BOOK REVIEWS

Lau Chung-ming et Jianfa Shen éds., China Review 2000

by  Leïla Choukroune /

D’ocre et de pourpre vêtus, 100 000 civils et militaires défilent à la gloire du régime communiste, 50 coups de canons résonnent sur la place Tiananmen, la République populaire de Chine célèbre avec éclat son demi-siècle d’existence. C’est sur cette image presque surannée que s’ouvre l’édition 2000 de China Review.

Le six premières contributions ne concernent pourtant pas la politique intérieure de la Chine mais sa politique étrangère. S’il fallait en effet ne retenir qu’une seule chose de l’année 2000, c’est bien l’interaction constante entre la politique étrangère et la politique intérieure chinoises. Le point d’orgue de ce phénomène rarement observé depuis le lancement des réformes fut sans doute la signature, le 15 novembre 1999, de l’accord commercial bilatéral sino-américain qui levait l’un des principaux obstacles à l’accession de la Chine à l’Organisation mondiale du commerce (OMC). Qui aurait pu prévoir ce revirement salutaire des relations entre Pékin et Washington six mois auparavant alors que les avions de l’OTAN bombardaient par erreur l’ambassade de Chine à Belgrade et que le Rapport Cox dévoilait la réalité des activités d’espionnage chinoises aux Etats-Unis (Wu Guoguang, pp. 27-59 et Peter Van Ness, pp. 61-75). Prisonnière d’une conception statocentrique des relations internationales dans laquelle la souveraineté de l’Etat est élevée au rang d’impératif absolu, la Chine ne pouvait offrir au monde que l’image d’un régime nationaliste, xénophobe et menaçant comme en témoignent encore de nombreux aspects de ses relations avec Taiwan (Jean-Pierre Cabestan, pp. 106-134 et Hu Weixing, pp. 135-156) ou de sa stratégie de puissance sur le théâtre asiatique (voir Quansheng Zhao sur la place du triangle Pékin-Washington-Tokyo, pp. 77-103). L’excellente série d’articles consacrés à la diplomatie chinoise constitue sans nul doute la force majeure de China Review 2000.

Certainement plus hétérogènes et quelque peu répétitives, les contributions relatives aux problèmes économiques restent néanmoins de très bonne qualité. La place accordée à l’accession de la Chine à l’OMC est bien évidemment très importante tout comme celle qui est réservée à l’étude des investissements directs étrangers tant du point de vue institutionnel (Lu Yuan et Terence Tsai, pp. 223-248 et Huang Yasheng, pp. 249-284) que du point de vue de leur répartition dans l’espace chinois (François Gipouloux, pp. 285-305).

On ne peut par ailleurs que saluer le choix de publier un certain nombre d’articles sur le monde rural, l’urbanisation, la réforme du logement ou l’éducation tant ces sujets de sociétés essentiels sont trop souvent délaissés.

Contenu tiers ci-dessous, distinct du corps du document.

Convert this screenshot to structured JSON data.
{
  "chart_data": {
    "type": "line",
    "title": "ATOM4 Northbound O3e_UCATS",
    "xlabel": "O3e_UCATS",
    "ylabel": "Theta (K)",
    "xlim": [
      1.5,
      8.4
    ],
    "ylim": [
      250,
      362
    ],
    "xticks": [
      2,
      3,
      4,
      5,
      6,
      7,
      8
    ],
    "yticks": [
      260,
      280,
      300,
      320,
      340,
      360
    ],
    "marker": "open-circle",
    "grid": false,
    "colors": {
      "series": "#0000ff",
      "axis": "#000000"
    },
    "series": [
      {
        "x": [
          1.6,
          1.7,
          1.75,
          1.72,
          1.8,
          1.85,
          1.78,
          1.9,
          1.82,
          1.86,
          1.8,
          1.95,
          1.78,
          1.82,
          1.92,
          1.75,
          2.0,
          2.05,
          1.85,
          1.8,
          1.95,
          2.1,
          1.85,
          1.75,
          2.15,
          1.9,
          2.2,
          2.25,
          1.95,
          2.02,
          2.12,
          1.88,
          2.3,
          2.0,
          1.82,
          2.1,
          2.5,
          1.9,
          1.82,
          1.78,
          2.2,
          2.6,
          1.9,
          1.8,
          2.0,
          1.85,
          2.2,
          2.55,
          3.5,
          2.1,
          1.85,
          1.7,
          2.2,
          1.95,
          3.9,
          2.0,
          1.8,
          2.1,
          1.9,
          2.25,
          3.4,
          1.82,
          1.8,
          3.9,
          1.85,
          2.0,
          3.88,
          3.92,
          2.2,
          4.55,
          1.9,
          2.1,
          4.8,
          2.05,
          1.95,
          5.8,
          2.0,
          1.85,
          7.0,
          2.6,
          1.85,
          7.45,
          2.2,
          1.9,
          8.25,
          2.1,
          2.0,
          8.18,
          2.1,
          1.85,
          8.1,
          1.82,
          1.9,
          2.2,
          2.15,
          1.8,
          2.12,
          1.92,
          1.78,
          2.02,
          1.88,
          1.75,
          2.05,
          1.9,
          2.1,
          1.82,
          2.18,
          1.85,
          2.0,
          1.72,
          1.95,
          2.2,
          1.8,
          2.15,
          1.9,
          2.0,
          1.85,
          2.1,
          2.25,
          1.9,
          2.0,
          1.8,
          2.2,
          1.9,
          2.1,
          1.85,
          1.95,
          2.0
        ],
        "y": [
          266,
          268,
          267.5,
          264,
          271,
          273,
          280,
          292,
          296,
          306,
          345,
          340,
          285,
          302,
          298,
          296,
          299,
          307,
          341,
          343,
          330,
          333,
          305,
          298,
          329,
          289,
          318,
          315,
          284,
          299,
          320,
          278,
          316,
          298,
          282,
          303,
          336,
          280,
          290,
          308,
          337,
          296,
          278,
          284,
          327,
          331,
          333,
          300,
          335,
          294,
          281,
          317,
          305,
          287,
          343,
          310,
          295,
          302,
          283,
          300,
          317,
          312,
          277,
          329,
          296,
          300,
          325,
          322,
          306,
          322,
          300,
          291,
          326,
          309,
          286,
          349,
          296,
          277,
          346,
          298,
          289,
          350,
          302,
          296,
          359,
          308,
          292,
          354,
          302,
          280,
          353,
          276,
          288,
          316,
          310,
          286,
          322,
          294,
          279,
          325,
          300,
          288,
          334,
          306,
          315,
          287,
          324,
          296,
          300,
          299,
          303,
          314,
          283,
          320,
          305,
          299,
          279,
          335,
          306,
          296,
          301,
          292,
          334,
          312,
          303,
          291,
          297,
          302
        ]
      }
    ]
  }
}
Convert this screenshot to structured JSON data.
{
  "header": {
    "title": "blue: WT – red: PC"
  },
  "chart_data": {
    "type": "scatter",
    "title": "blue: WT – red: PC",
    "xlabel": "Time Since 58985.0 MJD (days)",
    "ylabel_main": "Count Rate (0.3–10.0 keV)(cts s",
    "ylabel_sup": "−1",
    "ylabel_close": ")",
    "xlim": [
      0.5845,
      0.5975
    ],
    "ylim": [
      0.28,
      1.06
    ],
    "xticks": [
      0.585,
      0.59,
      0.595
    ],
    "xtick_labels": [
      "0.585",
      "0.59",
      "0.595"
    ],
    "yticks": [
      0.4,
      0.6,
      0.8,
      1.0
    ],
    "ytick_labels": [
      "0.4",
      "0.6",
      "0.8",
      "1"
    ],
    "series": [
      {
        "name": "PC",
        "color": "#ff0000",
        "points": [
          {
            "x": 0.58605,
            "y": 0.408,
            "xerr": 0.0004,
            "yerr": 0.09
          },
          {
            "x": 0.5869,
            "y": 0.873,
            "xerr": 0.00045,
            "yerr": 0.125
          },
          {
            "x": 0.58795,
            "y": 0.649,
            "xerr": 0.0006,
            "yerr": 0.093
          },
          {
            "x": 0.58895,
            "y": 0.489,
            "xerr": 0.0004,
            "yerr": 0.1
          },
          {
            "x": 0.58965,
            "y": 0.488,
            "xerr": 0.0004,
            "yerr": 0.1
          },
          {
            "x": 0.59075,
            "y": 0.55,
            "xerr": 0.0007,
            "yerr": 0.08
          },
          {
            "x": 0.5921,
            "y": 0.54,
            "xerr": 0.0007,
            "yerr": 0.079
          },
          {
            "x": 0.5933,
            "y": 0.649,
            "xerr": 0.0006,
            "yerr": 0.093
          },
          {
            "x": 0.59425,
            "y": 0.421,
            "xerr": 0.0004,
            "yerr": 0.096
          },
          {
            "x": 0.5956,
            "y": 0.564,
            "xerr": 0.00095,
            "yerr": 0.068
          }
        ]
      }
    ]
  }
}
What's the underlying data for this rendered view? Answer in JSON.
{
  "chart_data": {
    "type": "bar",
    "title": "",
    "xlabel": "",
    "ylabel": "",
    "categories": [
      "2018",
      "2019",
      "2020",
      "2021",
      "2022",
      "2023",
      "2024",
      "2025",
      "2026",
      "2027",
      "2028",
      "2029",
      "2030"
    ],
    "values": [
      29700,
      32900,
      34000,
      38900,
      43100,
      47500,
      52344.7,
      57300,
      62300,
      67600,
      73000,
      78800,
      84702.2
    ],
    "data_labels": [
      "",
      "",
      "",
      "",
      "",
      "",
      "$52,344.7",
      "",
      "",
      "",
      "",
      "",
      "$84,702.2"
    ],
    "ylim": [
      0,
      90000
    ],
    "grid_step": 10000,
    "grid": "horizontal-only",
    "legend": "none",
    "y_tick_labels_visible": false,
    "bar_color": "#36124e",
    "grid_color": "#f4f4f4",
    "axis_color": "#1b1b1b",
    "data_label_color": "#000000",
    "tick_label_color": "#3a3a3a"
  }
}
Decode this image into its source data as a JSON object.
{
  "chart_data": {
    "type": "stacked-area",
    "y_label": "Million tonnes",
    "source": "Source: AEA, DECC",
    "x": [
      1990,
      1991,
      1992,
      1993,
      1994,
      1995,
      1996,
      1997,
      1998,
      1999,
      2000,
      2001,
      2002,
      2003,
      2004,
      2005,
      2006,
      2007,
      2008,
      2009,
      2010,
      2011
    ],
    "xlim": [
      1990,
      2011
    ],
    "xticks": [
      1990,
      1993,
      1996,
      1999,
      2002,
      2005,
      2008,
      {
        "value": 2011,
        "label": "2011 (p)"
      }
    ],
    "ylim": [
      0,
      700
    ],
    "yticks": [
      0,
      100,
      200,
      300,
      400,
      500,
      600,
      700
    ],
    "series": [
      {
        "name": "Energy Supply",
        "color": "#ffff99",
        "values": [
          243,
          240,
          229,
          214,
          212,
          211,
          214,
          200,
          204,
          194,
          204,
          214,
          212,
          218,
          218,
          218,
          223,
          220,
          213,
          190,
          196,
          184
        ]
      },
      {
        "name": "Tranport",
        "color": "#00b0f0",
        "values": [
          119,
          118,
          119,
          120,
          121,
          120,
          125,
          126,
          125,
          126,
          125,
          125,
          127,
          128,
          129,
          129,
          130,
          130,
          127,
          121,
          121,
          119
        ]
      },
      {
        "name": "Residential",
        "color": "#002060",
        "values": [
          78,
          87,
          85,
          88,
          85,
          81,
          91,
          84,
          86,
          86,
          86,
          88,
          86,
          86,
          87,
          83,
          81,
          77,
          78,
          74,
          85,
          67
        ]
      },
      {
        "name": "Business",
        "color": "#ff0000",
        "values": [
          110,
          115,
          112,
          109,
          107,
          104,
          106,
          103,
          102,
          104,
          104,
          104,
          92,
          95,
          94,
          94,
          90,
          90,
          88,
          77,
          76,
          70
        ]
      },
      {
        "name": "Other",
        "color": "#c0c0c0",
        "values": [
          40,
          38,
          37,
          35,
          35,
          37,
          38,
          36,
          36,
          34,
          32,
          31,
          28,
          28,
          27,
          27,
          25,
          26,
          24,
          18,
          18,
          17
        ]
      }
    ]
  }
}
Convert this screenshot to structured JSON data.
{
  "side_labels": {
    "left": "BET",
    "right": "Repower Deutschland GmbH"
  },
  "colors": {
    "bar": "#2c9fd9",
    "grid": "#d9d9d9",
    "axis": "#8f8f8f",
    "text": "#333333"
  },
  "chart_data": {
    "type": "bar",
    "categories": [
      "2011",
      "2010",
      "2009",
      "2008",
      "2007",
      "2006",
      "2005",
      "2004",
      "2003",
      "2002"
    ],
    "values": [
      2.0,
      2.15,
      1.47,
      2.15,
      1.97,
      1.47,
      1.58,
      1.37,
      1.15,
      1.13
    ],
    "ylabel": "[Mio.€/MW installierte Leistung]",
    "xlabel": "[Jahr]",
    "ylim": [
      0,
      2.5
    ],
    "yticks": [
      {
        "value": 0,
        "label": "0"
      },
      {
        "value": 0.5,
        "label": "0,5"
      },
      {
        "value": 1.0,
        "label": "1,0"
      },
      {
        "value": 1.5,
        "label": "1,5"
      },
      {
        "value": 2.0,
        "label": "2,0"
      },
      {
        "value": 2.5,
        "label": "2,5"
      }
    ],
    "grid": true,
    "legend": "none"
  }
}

Peut-être un peu trop dense pour ne pas laisser une certaine impression de confusion, la chronologie n’en demeure pas moins un outil de travail intéressant à l’image de l’ensemble de cette « revue » unique en son genre.

De manière étrange et assez incompréhensible, aucun article n’aborde les questions politiques intérieures chinoises. La réforme de la Constitution, la promulgation d’une série de lois sur les contrats, la monté des dissensions au sein de la direction du Parti communiste, les campagnes de lutte contre la contrebande, le dixième anniversaire du massacre de Tiananmen ou la répression des adeptes du Falungong, tous ces sujets ont été mis de côté, traités comme des non-évènements.

S’il est exact que China Review 2000 était confrontée à une défi de taille puisqu’il s’agissait de mettre en perspective les principaux événements d’une actualité très riche, rien ne permet de justifier l’absence d’analyse politique. Il y a en effet des silences qui en disent long sur la tentation de cautionner une séparation illusoire du politique et de l’économique. 1949, 1989, 1999, 50 ans et 50 millions de morts. Les « actes criminels menaçant la sécurité de l’Etat » ont remplacé « les activités contre-révolutionnaires », mais le régime communiste reste incapable de proposer une alternative politique susceptible de répondre aux aspirations de la population chinoise.

La cuvée 2000 de China Review ne peut donc que laisser un goût amer, celui d’une Chine de l’arbitraire que certains se refusent de voir.